Menurut Fajri, dalam menangani pandemi Covid-19, pemerintah sudah cukup menggunakan UU No.6 Tahun 2018 tentang Kekarantinaan Kesehatan atau UU Penanggulangan Bencana sebagai payung hukum. Sebaliknya, DPR di masa sidang kali ini harus membagi prioritas kerjanya dengan mengawasi kerja-kerja pemerintah dalam penanganan Covid-19. “Untuk peraturan perundang-undangan dalam menangani COVID 19 sudah cukup dengan UU Kekarantinaan Kesehatan,” ujarnya.

 

Soal kelanjutan pembahasan sejumlah RUU Prolegnas Prioritas 2020, kata Fajri, dapat dilakukan setelah situasi dan kondisi normal. Namun khusus RUU Penanggulangan Bencana menjadi RUU yang nantinya dievaluasi lagi dalam Prolegnas 2020. “Bisa saja nanti ada urgensi baru untuk mendorong RUU Penanggulangan Bencana. Untuk saat ini, urgensi bukan pada pembentukan UU baru, tetapi melaksanakan UU yang sudah ada dan berdampak pada percepatan penanganan Covid-19,” katanya.

 

Dia melanjutkan banyak kalangan menilai pemerintah lamban dan tidak sistematis dalam penanganan Covid-19. Salah satunya menurut Fajri, prosedur penanganan Covid-19 terlampau birokratis dan tidak terkoordinasi dengan baik.
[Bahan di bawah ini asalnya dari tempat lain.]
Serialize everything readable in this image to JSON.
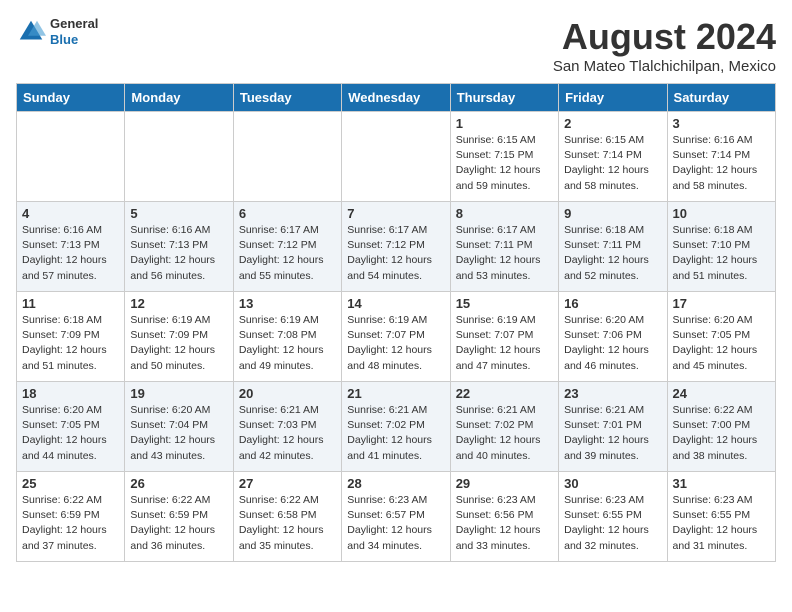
{
  "header": {
    "logo_general": "General",
    "logo_blue": "Blue",
    "title": "August 2024",
    "subtitle": "San Mateo Tlalchichilpan, Mexico"
  },
  "days_of_week": [
    "Sunday",
    "Monday",
    "Tuesday",
    "Wednesday",
    "Thursday",
    "Friday",
    "Saturday"
  ],
  "weeks": [
    [
      {
        "day": "",
        "info": ""
      },
      {
        "day": "",
        "info": ""
      },
      {
        "day": "",
        "info": ""
      },
      {
        "day": "",
        "info": ""
      },
      {
        "day": "1",
        "info": "Sunrise: 6:15 AM\nSunset: 7:15 PM\nDaylight: 12 hours\nand 59 minutes."
      },
      {
        "day": "2",
        "info": "Sunrise: 6:15 AM\nSunset: 7:14 PM\nDaylight: 12 hours\nand 58 minutes."
      },
      {
        "day": "3",
        "info": "Sunrise: 6:16 AM\nSunset: 7:14 PM\nDaylight: 12 hours\nand 58 minutes."
      }
    ],
    [
      {
        "day": "4",
        "info": "Sunrise: 6:16 AM\nSunset: 7:13 PM\nDaylight: 12 hours\nand 57 minutes."
      },
      {
        "day": "5",
        "info": "Sunrise: 6:16 AM\nSunset: 7:13 PM\nDaylight: 12 hours\nand 56 minutes."
      },
      {
        "day": "6",
        "info": "Sunrise: 6:17 AM\nSunset: 7:12 PM\nDaylight: 12 hours\nand 55 minutes."
      },
      {
        "day": "7",
        "info": "Sunrise: 6:17 AM\nSunset: 7:12 PM\nDaylight: 12 hours\nand 54 minutes."
      },
      {
        "day": "8",
        "info": "Sunrise: 6:17 AM\nSunset: 7:11 PM\nDaylight: 12 hours\nand 53 minutes."
      },
      {
        "day": "9",
        "info": "Sunrise: 6:18 AM\nSunset: 7:11 PM\nDaylight: 12 hours\nand 52 minutes."
      },
      {
        "day": "10",
        "info": "Sunrise: 6:18 AM\nSunset: 7:10 PM\nDaylight: 12 hours\nand 51 minutes."
      }
    ],
    [
      {
        "day": "11",
        "info": "Sunrise: 6:18 AM\nSunset: 7:09 PM\nDaylight: 12 hours\nand 51 minutes."
      },
      {
        "day": "12",
        "info": "Sunrise: 6:19 AM\nSunset: 7:09 PM\nDaylight: 12 hours\nand 50 minutes."
      },
      {
        "day": "13",
        "info": "Sunrise: 6:19 AM\nSunset: 7:08 PM\nDaylight: 12 hours\nand 49 minutes."
      },
      {
        "day": "14",
        "info": "Sunrise: 6:19 AM\nSunset: 7:07 PM\nDaylight: 12 hours\nand 48 minutes."
      },
      {
        "day": "15",
        "info": "Sunrise: 6:19 AM\nSunset: 7:07 PM\nDaylight: 12 hours\nand 47 minutes."
      },
      {
        "day": "16",
        "info": "Sunrise: 6:20 AM\nSunset: 7:06 PM\nDaylight: 12 hours\nand 46 minutes."
      },
      {
        "day": "17",
        "info": "Sunrise: 6:20 AM\nSunset: 7:05 PM\nDaylight: 12 hours\nand 45 minutes."
      }
    ],
    [
      {
        "day": "18",
        "info": "Sunrise: 6:20 AM\nSunset: 7:05 PM\nDaylight: 12 hours\nand 44 minutes."
      },
      {
        "day": "19",
        "info": "Sunrise: 6:20 AM\nSunset: 7:04 PM\nDaylight: 12 hours\nand 43 minutes."
      },
      {
        "day": "20",
        "info": "Sunrise: 6:21 AM\nSunset: 7:03 PM\nDaylight: 12 hours\nand 42 minutes."
      },
      {
        "day": "21",
        "info": "Sunrise: 6:21 AM\nSunset: 7:02 PM\nDaylight: 12 hours\nand 41 minutes."
      },
      {
        "day": "22",
        "info": "Sunrise: 6:21 AM\nSunset: 7:02 PM\nDaylight: 12 hours\nand 40 minutes."
      },
      {
        "day": "23",
        "info": "Sunrise: 6:21 AM\nSunset: 7:01 PM\nDaylight: 12 hours\nand 39 minutes."
      },
      {
        "day": "24",
        "info": "Sunrise: 6:22 AM\nSunset: 7:00 PM\nDaylight: 12 hours\nand 38 minutes."
      }
    ],
    [
      {
        "day": "25",
        "info": "Sunrise: 6:22 AM\nSunset: 6:59 PM\nDaylight: 12 hours\nand 37 minutes."
      },
      {
        "day": "26",
        "info": "Sunrise: 6:22 AM\nSunset: 6:59 PM\nDaylight: 12 hours\nand 36 minutes."
      },
      {
        "day": "27",
        "info": "Sunrise: 6:22 AM\nSunset: 6:58 PM\nDaylight: 12 hours\nand 35 minutes."
      },
      {
        "day": "28",
        "info": "Sunrise: 6:23 AM\nSunset: 6:57 PM\nDaylight: 12 hours\nand 34 minutes."
      },
      {
        "day": "29",
        "info": "Sunrise: 6:23 AM\nSunset: 6:56 PM\nDaylight: 12 hours\nand 33 minutes."
      },
      {
        "day": "30",
        "info": "Sunrise: 6:23 AM\nSunset: 6:55 PM\nDaylight: 12 hours\nand 32 minutes."
      },
      {
        "day": "31",
        "info": "Sunrise: 6:23 AM\nSunset: 6:55 PM\nDaylight: 12 hours\nand 31 minutes."
      }
    ]
  ]
}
Ironisnya, terlampau banyak kebijakan yang berubah-ubah. “Ini tak hanya membingungkan masyarakat. rentang waktu birokrasinya sampai pemerintah daerah,” ujarnya.

 

Fajri menilai Peraturan Pemerintah No.21 Tahun 2020 tentang Pembatasan Sosial Berskala Besar dalam Rangka Percepatan Penanganan Covid-19 dibentuk sebagai aturan turunan UU 6/2018. Namun dengan, berbagai keterbatasannya, PP 21/2020 tersebut mesti berjalan sesuai tujuannya. Karena itu, di tengah situasi darurat kesehatan, RUU Penanggulangan Bencana ada baiknya ditunda terlebih dahulu pembahasannya.

 

“Menurut saya belum saatnya (bahas RUU Penangulangan Bencana, red) biarkan nanti saja setelah situasi Covid-19 ini bisa mereda baru bisa dilakukan evaluasi terhadap Prolegnas 2020, mana yang masih bisa diprioritaskan, mana yang tidak di tahun 2020 ini?”